Screening at airports catches symptomatic travelers, but Ebola's incubation period runs up to 21 days. Someone who got exposed the day before they flew won't trigger a temperature check. Border security and domestic screening are necessary precautions but cannot eliminate risk entirely.
The Trump Administration's Blind Spot
The Hill reports that the Trump administration has pivoted almost entirely to keeping Ebola out of the US rather than helping suppress it at the source. Infectious disease experts — including Redfield, a Trump appointee himself — are concerned by this approach.

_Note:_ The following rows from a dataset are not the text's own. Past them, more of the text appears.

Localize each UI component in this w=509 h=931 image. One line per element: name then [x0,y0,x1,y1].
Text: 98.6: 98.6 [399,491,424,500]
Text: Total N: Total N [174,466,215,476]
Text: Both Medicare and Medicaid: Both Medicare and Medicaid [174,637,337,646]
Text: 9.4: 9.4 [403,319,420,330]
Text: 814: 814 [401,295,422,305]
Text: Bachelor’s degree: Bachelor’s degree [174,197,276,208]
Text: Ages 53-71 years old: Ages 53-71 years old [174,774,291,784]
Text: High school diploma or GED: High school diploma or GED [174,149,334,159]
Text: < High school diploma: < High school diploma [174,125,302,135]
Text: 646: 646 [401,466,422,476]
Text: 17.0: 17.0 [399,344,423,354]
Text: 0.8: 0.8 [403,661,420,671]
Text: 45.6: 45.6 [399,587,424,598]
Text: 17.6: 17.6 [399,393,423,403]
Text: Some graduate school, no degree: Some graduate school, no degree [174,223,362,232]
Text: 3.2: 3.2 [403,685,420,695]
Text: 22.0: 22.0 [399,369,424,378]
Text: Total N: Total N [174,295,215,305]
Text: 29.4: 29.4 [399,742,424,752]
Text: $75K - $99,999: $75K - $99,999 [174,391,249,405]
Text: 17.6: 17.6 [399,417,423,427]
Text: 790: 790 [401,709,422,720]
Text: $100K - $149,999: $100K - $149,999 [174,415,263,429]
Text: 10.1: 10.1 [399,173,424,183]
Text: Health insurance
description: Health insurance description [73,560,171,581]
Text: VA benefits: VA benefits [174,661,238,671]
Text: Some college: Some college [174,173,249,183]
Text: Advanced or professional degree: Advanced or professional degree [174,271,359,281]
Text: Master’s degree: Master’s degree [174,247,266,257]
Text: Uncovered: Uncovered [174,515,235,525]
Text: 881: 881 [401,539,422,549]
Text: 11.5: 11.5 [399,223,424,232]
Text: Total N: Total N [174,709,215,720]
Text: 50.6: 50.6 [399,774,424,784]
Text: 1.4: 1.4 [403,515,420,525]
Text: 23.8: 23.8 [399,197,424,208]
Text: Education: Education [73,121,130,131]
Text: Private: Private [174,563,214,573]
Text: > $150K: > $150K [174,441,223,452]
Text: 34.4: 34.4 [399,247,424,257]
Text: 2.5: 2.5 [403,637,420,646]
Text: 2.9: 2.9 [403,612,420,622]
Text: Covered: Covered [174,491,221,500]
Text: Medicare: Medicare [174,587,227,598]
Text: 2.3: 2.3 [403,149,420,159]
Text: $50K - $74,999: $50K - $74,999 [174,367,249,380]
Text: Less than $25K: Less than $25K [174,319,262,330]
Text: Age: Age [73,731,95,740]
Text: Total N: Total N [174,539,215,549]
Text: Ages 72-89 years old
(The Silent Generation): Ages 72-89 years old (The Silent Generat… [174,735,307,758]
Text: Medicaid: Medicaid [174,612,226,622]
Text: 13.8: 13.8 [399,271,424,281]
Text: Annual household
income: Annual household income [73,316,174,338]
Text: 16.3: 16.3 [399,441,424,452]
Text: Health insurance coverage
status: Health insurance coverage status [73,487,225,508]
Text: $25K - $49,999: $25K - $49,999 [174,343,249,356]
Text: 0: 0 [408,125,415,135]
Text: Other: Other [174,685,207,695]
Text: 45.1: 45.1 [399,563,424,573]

This crosses party lines. You don't contain an infectious disease outbreak by isolating from it. You contain it by suppressing transmission where it's happening. The 2014 West Africa crisis was eventually stopped because the international community — including the US military — deployed significant resources.
The US has drastically cut global health funding in recent months. MSF is already saying personnel on the ground are insufficient. Those two facts are connected.
A virus that explodes in eastern DRC doesn't stay in eastern DRC.
What Regular People Need to Know
The CDC currently rates the immediate risk to the general US public as low. That assessment applies for now. The airport screening system is a reasonable precaution.
But Redfield's warning and MSF's case-count alarm are sending the same signal: this outbreak is moving fast, the response on the ground is underpowered, and the window to contain it is closing. If that window closes, the risk calculation changes.
Tedros flew to Bunia on Saturday. That's where the outbreak is. The question is whether the resources needed to actually contain it will follow.